# Probleme mit 12/24V "high" und 0V als "low" Auswertung



## PraktikantMarkus (10 Dezember 2011)

Hallo Leute, weiß nicht ob ich hier an der richitgen Stelle frage aber 

im Rahmen meiner Bachelorarbeit muss ich unter Anderem  mit folgendem Problem auseinander setzen.

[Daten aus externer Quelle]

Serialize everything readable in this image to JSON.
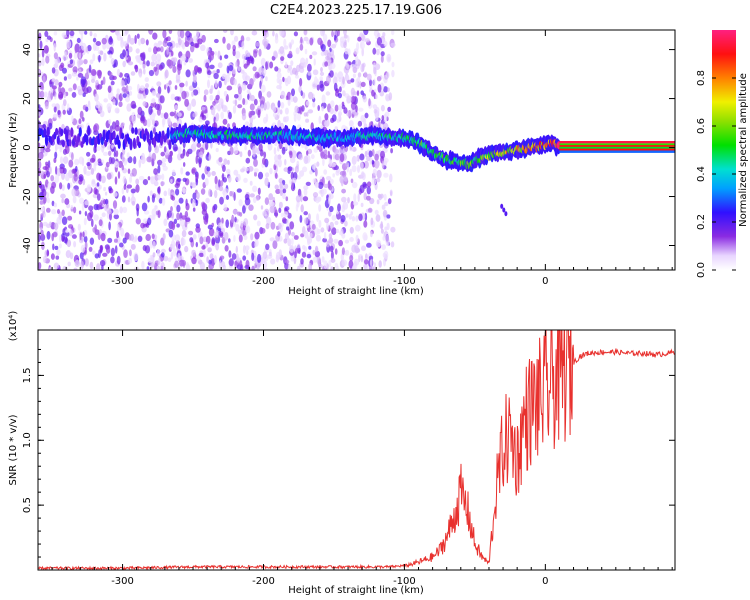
{
  "chart_data": [
    {
      "type": "heatmap",
      "title": "C2E4.2023.225.17.19.G06",
      "xlabel": "Height of straight line (km)",
      "ylabel": "Frequency (Hz)",
      "xlim": [
        -360,
        92
      ],
      "ylim": [
        -50,
        48
      ],
      "xticks": [
        -300,
        -200,
        -100,
        0
      ],
      "yticks": [
        -40,
        -20,
        0,
        20,
        40
      ],
      "colorbar": {
        "label": "Normalized spectral amplitude",
        "range": [
          0,
          1
        ],
        "ticks": [
          0.0,
          0.2,
          0.4,
          0.6,
          0.8
        ],
        "colormap": "rainbow (violet to red)"
      },
      "ridge": {
        "description": "dominant frequency of strongest spectral amplitude vs height",
        "x": [
          -265,
          -250,
          -230,
          -200,
          -180,
          -160,
          -140,
          -120,
          -100,
          -90,
          -80,
          -70,
          -60,
          -55,
          -50,
          -45,
          -40,
          -30,
          -20,
          -10,
          0,
          5,
          10,
          30,
          60,
          92
        ],
        "y": [
          5,
          6,
          5,
          5,
          5,
          4,
          4,
          5,
          4,
          2,
          -2,
          -5,
          -6,
          -7,
          -5,
          -4,
          -3,
          -2,
          -1,
          0,
          1,
          2,
          0,
          0,
          0,
          0
        ],
        "amplitude": [
          0.4,
          0.45,
          0.45,
          0.45,
          0.4,
          0.4,
          0.4,
          0.45,
          0.5,
          0.55,
          0.55,
          0.55,
          0.55,
          0.6,
          0.55,
          0.6,
          0.6,
          0.7,
          0.75,
          0.8,
          0.85,
          0.9,
          0.95,
          0.95,
          0.95,
          0.95
        ]
      },
      "noise_region_x": [
        -360,
        -100
      ]
    },
    {
      "type": "line",
      "title": "",
      "xlabel": "Height of straight line (km)",
      "ylabel": "SNR (10 * v/v)",
      "y_multiplier": "(x10⁴)",
      "xlim": [
        -360,
        92
      ],
      "ylim": [
        0,
        1.85
      ],
      "xticks": [
        -300,
        -200,
        -100,
        0
      ],
      "yticks": [
        0.5,
        1.0,
        1.5
      ],
      "series": [
        {
          "color": "#e8312e",
          "x": [
            -360,
            -300,
            -250,
            -200,
            -150,
            -110,
            -100,
            -90,
            -80,
            -75,
            -70,
            -65,
            -60,
            -55,
            -50,
            -45,
            -40,
            -35,
            -30,
            -25,
            -20,
            -15,
            -10,
            -5,
            0,
            5,
            10,
            15,
            20,
            25,
            30,
            40,
            50,
            60,
            70,
            80,
            92
          ],
          "y": [
            0.01,
            0.01,
            0.02,
            0.02,
            0.02,
            0.02,
            0.03,
            0.06,
            0.1,
            0.15,
            0.25,
            0.4,
            0.6,
            0.45,
            0.2,
            0.1,
            0.05,
            0.6,
            0.95,
            1.05,
            0.85,
            1.15,
            1.25,
            1.3,
            1.35,
            1.45,
            1.5,
            1.55,
            1.6,
            1.65,
            1.67,
            1.68,
            1.68,
            1.67,
            1.67,
            1.66,
            1.68
          ]
        }
      ]
    }
  ]
}
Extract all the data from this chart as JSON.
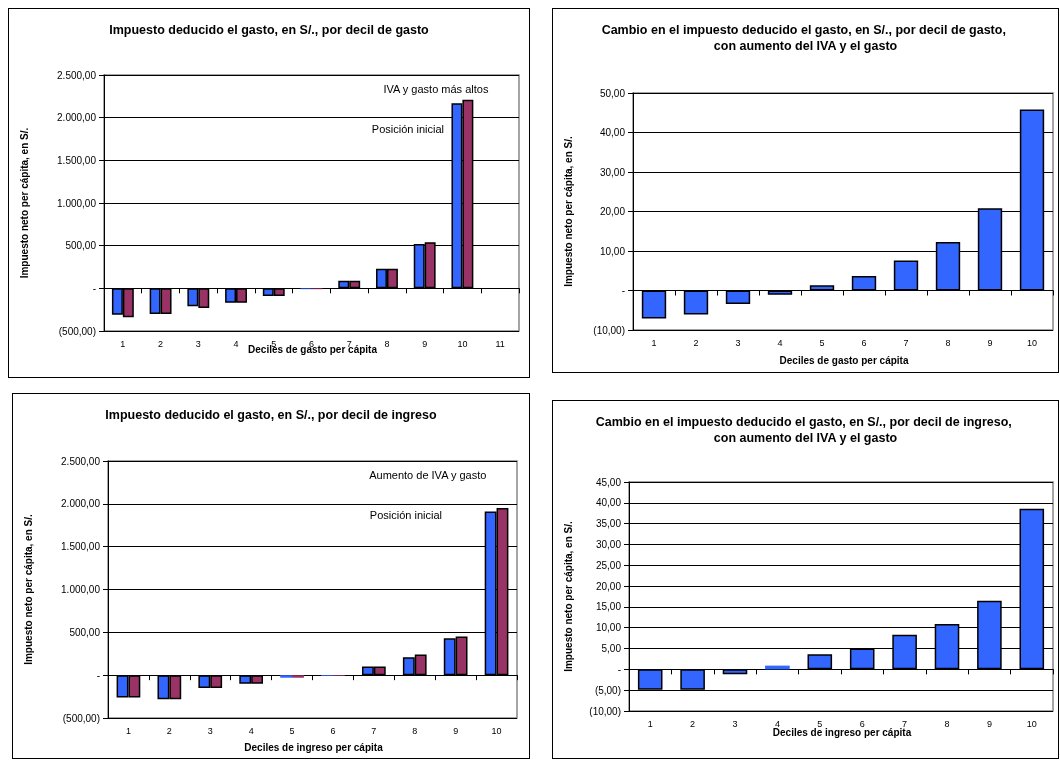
{
  "chart_data": [
    {
      "type": "bar",
      "title": "Impuesto deducido el gasto, en S/., por decil de gasto",
      "xlabel": "Deciles de gasto per cápita",
      "ylabel": "Impuesto neto per cápita, en S/.",
      "categories": [
        "1",
        "2",
        "3",
        "4",
        "5",
        "6",
        "7",
        "8",
        "9",
        "10",
        "11"
      ],
      "series": [
        {
          "color": "#3366ff",
          "values": [
            -310,
            -300,
            -210,
            -170,
            -90,
            -10,
            90,
            230,
            520,
            2170,
            null
          ]
        },
        {
          "color": "#993366",
          "values": [
            -340,
            -300,
            -230,
            -170,
            -90,
            -10,
            90,
            230,
            540,
            2210,
            null
          ]
        }
      ],
      "ylim": [
        -500,
        2500
      ],
      "yticks": [
        {
          "value": -500,
          "label": "(500,00)"
        },
        {
          "value": 0,
          "label": "-"
        },
        {
          "value": 500,
          "label": "500,00"
        },
        {
          "value": 1000,
          "label": "1.000,00"
        },
        {
          "value": 1500,
          "label": "1.500,00"
        },
        {
          "value": 2000,
          "label": "2.000,00"
        },
        {
          "value": 2500,
          "label": "2.500,00"
        }
      ],
      "grid": "y",
      "annotations": [
        "IVA y gasto más altos",
        "Posición inicial"
      ]
    },
    {
      "type": "bar",
      "title": "Cambio en el impuesto deducido el gasto, en S/., por decil de gasto, con aumento del IVA y el gasto",
      "xlabel": "Deciles de gasto per cápita",
      "ylabel": "Impuesto neto per cápita, en S/.",
      "categories": [
        "1",
        "2",
        "3",
        "4",
        "5",
        "6",
        "7",
        "8",
        "9",
        "10"
      ],
      "series": [
        {
          "color": "#3366ff",
          "values": [
            -7.1,
            -6.1,
            -3.4,
            -1.1,
            1.3,
            3.7,
            7.6,
            12.3,
            20.8,
            45.8
          ]
        }
      ],
      "ylim": [
        -10,
        50
      ],
      "yticks": [
        {
          "value": -10,
          "label": "(10,00)"
        },
        {
          "value": 0,
          "label": "-"
        },
        {
          "value": 10,
          "label": "10,00"
        },
        {
          "value": 20,
          "label": "20,00"
        },
        {
          "value": 30,
          "label": "30,00"
        },
        {
          "value": 40,
          "label": "40,00"
        },
        {
          "value": 50,
          "label": "50,00"
        }
      ],
      "grid": "y"
    },
    {
      "type": "bar",
      "title": "Impuesto deducido el gasto, en S/., por decil de ingreso",
      "xlabel": "Deciles de ingreso per cápita",
      "ylabel": "Impuesto neto per cápita, en S/.",
      "categories": [
        "1",
        "2",
        "3",
        "4",
        "5",
        "6",
        "7",
        "8",
        "9",
        "10"
      ],
      "series": [
        {
          "color": "#3366ff",
          "values": [
            -260,
            -280,
            -150,
            -100,
            -30,
            -10,
            100,
            210,
            430,
            1910
          ]
        },
        {
          "color": "#993366",
          "values": [
            -260,
            -280,
            -150,
            -100,
            -30,
            -10,
            100,
            240,
            450,
            1950
          ]
        }
      ],
      "ylim": [
        -500,
        2500
      ],
      "yticks": [
        {
          "value": -500,
          "label": "(500,00)"
        },
        {
          "value": 0,
          "label": "-"
        },
        {
          "value": 500,
          "label": "500,00"
        },
        {
          "value": 1000,
          "label": "1.000,00"
        },
        {
          "value": 1500,
          "label": "1.500,00"
        },
        {
          "value": 2000,
          "label": "2.000,00"
        },
        {
          "value": 2500,
          "label": "2.500,00"
        }
      ],
      "grid": "y",
      "annotations": [
        "Aumento de IVA y gasto",
        "Posición inicial"
      ]
    },
    {
      "type": "bar",
      "title": "Cambio en el impuesto deducido el gasto, en S/., por decil de ingreso, con aumento del IVA y el gasto",
      "xlabel": "Deciles de ingreso per cápita",
      "ylabel": "Impuesto neto per cápita, en S/.",
      "categories": [
        "1",
        "2",
        "3",
        "4",
        "5",
        "6",
        "7",
        "8",
        "9",
        "10"
      ],
      "series": [
        {
          "color": "#3366ff",
          "values": [
            -4.9,
            -4.9,
            -1.2,
            0.9,
            3.6,
            5.0,
            8.3,
            10.9,
            16.5,
            38.6
          ]
        }
      ],
      "ylim": [
        -10,
        45
      ],
      "yticks": [
        {
          "value": -10,
          "label": "(10,00)"
        },
        {
          "value": -5,
          "label": "(5,00)"
        },
        {
          "value": 0,
          "label": "-"
        },
        {
          "value": 5,
          "label": "5,00"
        },
        {
          "value": 10,
          "label": "10,00"
        },
        {
          "value": 15,
          "label": "15,00"
        },
        {
          "value": 20,
          "label": "20,00"
        },
        {
          "value": 25,
          "label": "25,00"
        },
        {
          "value": 30,
          "label": "30,00"
        },
        {
          "value": 35,
          "label": "35,00"
        },
        {
          "value": 40,
          "label": "40,00"
        },
        {
          "value": 45,
          "label": "45,00"
        }
      ],
      "grid": "y"
    }
  ]
}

Es müssen an einem Eingang 3 Zustände überwacht werden:


1)
Der Eingang ist "high", das kann +12V oder +24V sein (beides muss von der Elektronik erfasst werden können)

2)
Der Eingang ist "low", bedeutet der Eingang ist auf "0V" gezogen. (Man kann sagen es liegen 0V an)

3)
Der  Eingang ist nicht beschaltet, d.h. es ist kein Spannung am Ausgang, so  zusagen ein offener Leiter (aber nicht zu verwechseln mit 0V )


Es  handelt sich dabei um eine Überprüfung eines Steckers der insgesamt  20pollig ist. Jeder dieser Pinne kann diese 3 Zustände annehmen. Der  Aufbau soll in eine Industrieanwendung implementiert werden und soll  später in einem Schaltschrank auf einer Hutschiene montiert werden, dabei ist der Platz erstmal kein so großes Problem.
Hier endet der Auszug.